「横から失礼します」と「アクセス権リクエスト」の共通点——チャット文化と情報のサイロ化を考える

最近、仕事のコミュニケーションでずっと感じていた「小さなモヤモヤ」の正体が見えてきた。

きっかけは、チャットでの「横から失礼します」という一言や、ドキュメントの「アクセス権が限定されている」状況。これらは別々の問題に見えて、実は根っこでつながっているのではないか。

1. 「横から失礼」という見えない壁

チャットは本来、オープンな広場のようなものだ。面白い話があれば誰でも混ざればいいし、知恵を出し合えばいい。しかし、そこで「横から失礼します」と一言添えないと入れない感覚。これは、会話を「特定の誰かの所有物」と捉えているからこそ生まれる遠慮だ。

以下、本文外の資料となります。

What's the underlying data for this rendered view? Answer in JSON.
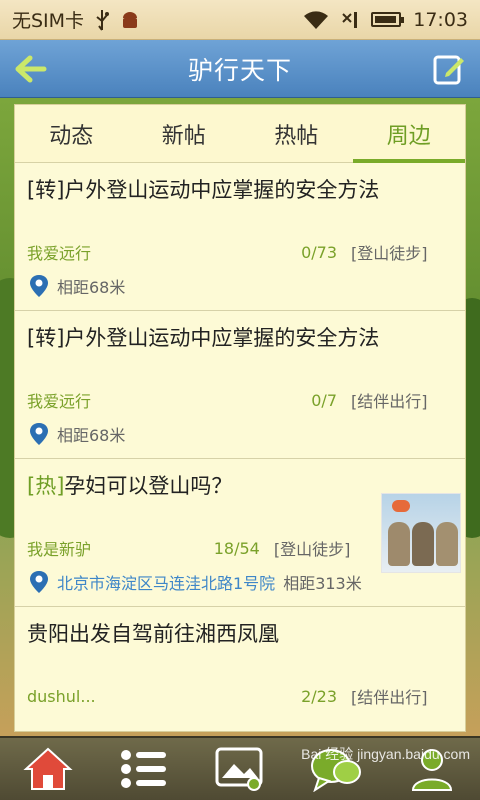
{
  "status_bar": {
    "carrier": "无SIM卡",
    "time": "17:03",
    "icons": [
      "usb-icon",
      "android-debug-icon",
      "wifi-icon",
      "no-signal-icon",
      "battery-icon"
    ]
  },
  "header": {
    "title": "驴行天下",
    "back_icon": "back-arrow-icon",
    "edit_icon": "compose-icon"
  },
  "tabs": [
    {
      "label": "动态",
      "active": false
    },
    {
      "label": "新帖",
      "active": false
    },
    {
      "label": "热帖",
      "active": false
    },
    {
      "label": "周边",
      "active": true
    }
  ],
  "posts": [
    {
      "tag": "[转]",
      "title": "户外登山运动中应掌握的安全方法",
      "author": "我爱远行",
      "counts": "0/73",
      "category": "[登山徒步]",
      "address": "",
      "distance": "相距68米",
      "has_image": false
    },
    {
      "tag": "[转]",
      "title": "户外登山运动中应掌握的安全方法",
      "author": "我爱远行",
      "counts": "0/7",
      "category": "[结伴出行]",
      "address": "",
      "distance": "相距68米",
      "has_image": false
    },
    {
      "tag": "[热]",
      "title": "孕妇可以登山吗？",
      "author": "我是新驴",
      "counts": "18/54",
      "category": "[登山徒步]",
      "address": "北京市海淀区马连洼北路1号院",
      "distance": "相距313米",
      "has_image": true
    },
    {
      "tag": "",
      "title": "贵阳出发自驾前往湘西凤凰",
      "author": "dushul...",
      "counts": "2/23",
      "category": "[结伴出行]",
      "address": "",
      "distance": "",
      "has_image": false
    }
  ],
  "bottom_bar": [
    "home-icon",
    "list-icon",
    "photo-icon",
    "chat-icon",
    "user-icon"
  ],
  "watermark": "Bai 经验  jingyan.baidu.com",
  "colors": {
    "accent": "#7aab2a",
    "header": "#4a82bd",
    "panel": "#fdfad6"
  }
}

特に女性や若手がこれを多用するのは、マナーを欠いたと見なされた瞬間に「敵認定」されるリスクを本能的に避けているからかもしれない。心理的安全性が高いはずのチャットツールで、わざわざ「防弾チョッキ」を着て会話をしているような、そんなもどかしさを感じる。

2. GWSが「ファイルサーバー」化する不幸

Google Workspace(GWS)を使っているのに、いまだにアクセス権がガチガチに管理され、閲覧するたびに「リクエスト」を送らなければならない。これも「横から失礼」と同じ、「情報の私有化」だ。

本来、共有ドライブにあるべき情報が「誰かのマイドライブ」から共有されていると、情報の出所がわからなくなり、サイロ化が加速する。システムは「共有」を前提に進化しているのに、使う側のマインドが「許可制」の古いファイルサーバー時代のままなのだ。

3. 「Ubieのカルチャー」を読んで気づいたこと

先日、Ubie(ユビー)のカルチャーガイドを読んでいて、理想的な組織のあり方を再認識した。情報の透明性を高め、不必要な儀礼を排除する。そこには「敵認定」のない、本質的な「コト」に向き合う姿勢がある。

現実はそこまで甘くない。管理側の都合や、無意識の自衛策として「。をつけない」工夫や「絵文字選び」に時間を費やす文化がある。

4. 私は「いつも通り」で行く

社会や組織の文化をすぐに変えることはできない。だから私は、こう決めている。

  • 「横から失礼」とは言わない。
  • アクセス権がないなら、どうしても必要な時だけ事務的に申請する。
  • 見れないなら見れないで、今ある手札で勝手にやる。

「許可」を待って足を止めるより、自分のペースで淡々と仕事を進める。それが、このまどろっこしいデジタル社会を生き抜く、私なりの生存戦略だ。